Types of Advanced Models

  1. Incremental Models
  2. Partitioned Models
  3. Staging Models
  4. DuckDB pre_exec/post_exec Models

Creating an Advanced Model

You can get started with an advanced model with the following code block:

#Model YAML
#Reference documentation: https://docs.rilldata.com/reference/project-files/advanced-models

type: model
connector: duckdb

sql: select * from <source>

Please refer to our reference documentation linked above for the available parameters to set in your model.

note

Currently, there isn't a UI button to start off with an advanced model YAML. Creating a model in Rill will always create a model.sql file.

DuckDB Model's pre-exec, SQL, post-exec

While we install a set of core libraries and extensions with our embed DuckDB, there might be specific use-cases where you might want to add a different one. In order to do this, you will need to use the pre-exec parameter to ensure that everything is loaded before running your SQL query.

Take the example of gsheets community extension. In order to use this extension in Rill, you'll need to install and load the plugin. Once that's done you can define the secret and finally run the SQL.

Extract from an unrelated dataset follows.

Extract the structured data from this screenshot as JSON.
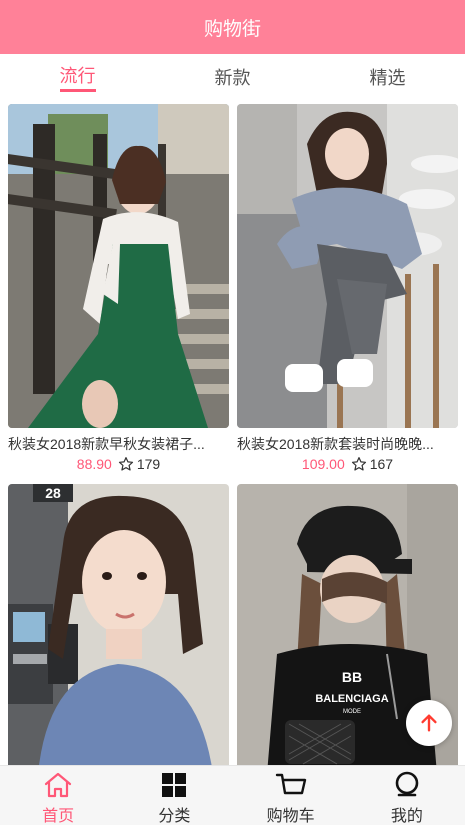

pre_exec: INSTALL gsheets FROM community; LOAD gsheets; CREATE SECRET (TYPE gsheet, PROVIDER access_token, TOKEN '<your_token>');

sql: SELECT * FROM read_gsheet('https://docs.google.com/spreadsheets/d/<your_unique_ID>', headers=false);

Multiple queries to run?

Like any SQL query, you can divide the queries with a semicolon to run multiple queries. This is available for both pre_exec and post_exec. The default sql parameter requires a single SELECT statement to run.

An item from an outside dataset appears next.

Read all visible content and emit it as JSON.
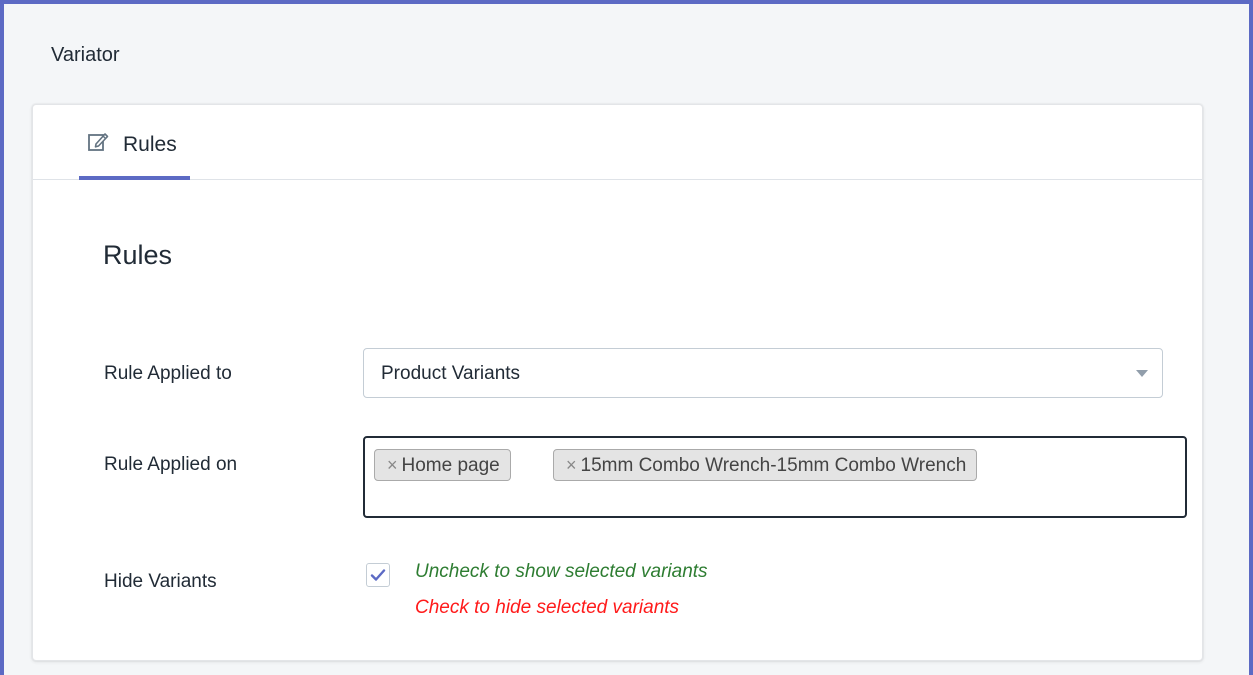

Another example is attaching a database to DuckDB, running some queries against it then detaching said database.

pre_exec: ATTACH 'dbname=postgres host=localhost port=5432 user=postgres password=postgres' AS postgres_db (TYPE POSTGRES);
sql: SELECT * FROM postgres_query('postgres_db', 'SELECT * FROM USERS')
post_exec: DETACH postgres_db # Note : this is not mandatory but nice to have

Similar Considerations to Note

As with normal SQL models, materialization will be disabled by default and depending on your use-case setting this parameter to true may improve performance. For more information, check out our model materialization notes.